The plan year also governs participant eligibility and contribution limits. It defines the period during which employees accrue service for eligibility into a plan and when their contributions, such as those to a 401(k) or Health Savings Account (HSA), are tracked against annual limits. The plan year also determines how and when benefits accrue and when participants become vested in employer contributions, meaning they gain a non-forfeitable right to those funds.
This consistent 12-month period is also essential for maintaining administrative regularity. It provides a clear framework for record-keeping, communicating plan updates and open enrollment periods to participants, and ensuring that all plan-related activities occur on a predictable schedule. This structure helps both employers and employees understand the rules and entitlements associated with their benefits.

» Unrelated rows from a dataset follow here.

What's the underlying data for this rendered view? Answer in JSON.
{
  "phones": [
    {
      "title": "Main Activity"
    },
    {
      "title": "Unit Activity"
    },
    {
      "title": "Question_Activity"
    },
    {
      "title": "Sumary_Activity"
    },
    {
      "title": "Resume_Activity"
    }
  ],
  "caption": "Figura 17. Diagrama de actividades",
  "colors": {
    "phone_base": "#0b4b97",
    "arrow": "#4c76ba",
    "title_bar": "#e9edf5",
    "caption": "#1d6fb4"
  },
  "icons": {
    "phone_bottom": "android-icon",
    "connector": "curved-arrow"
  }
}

When an employee benefit plan is first created, the plan sponsor is responsible for designating the plan year. This chosen 12-month period is formally documented within the plan’s official plan document. While there is flexibility in selecting the initial plan year, it can be either a calendar year or a fiscal year that aligns with the employer’s financial reporting cycle.
Once established, the plan year generally remains consistent. However, circumstances may arise that necessitate a change to an established plan year. This process typically involves amending the plan document and often requires notification to federal agencies like the IRS or DOL, depending on the type of plan. Such changes must usually be supported by a valid business purpose.
A “short plan year” occurs when a plan year is less than 12 months. This can happen when a plan is initially established, when it is terminated, or when an employer changes an existing plan year. For example, if a company decides to switch its plan year from July 1-June 30 to a calendar year, a six-month short plan year would occur from July 1 to December 31. During a short plan year, certain contribution limits may need to be prorated, and the plan still needs to complete its year-end compliance and reporting processes, including Form 5500 filings.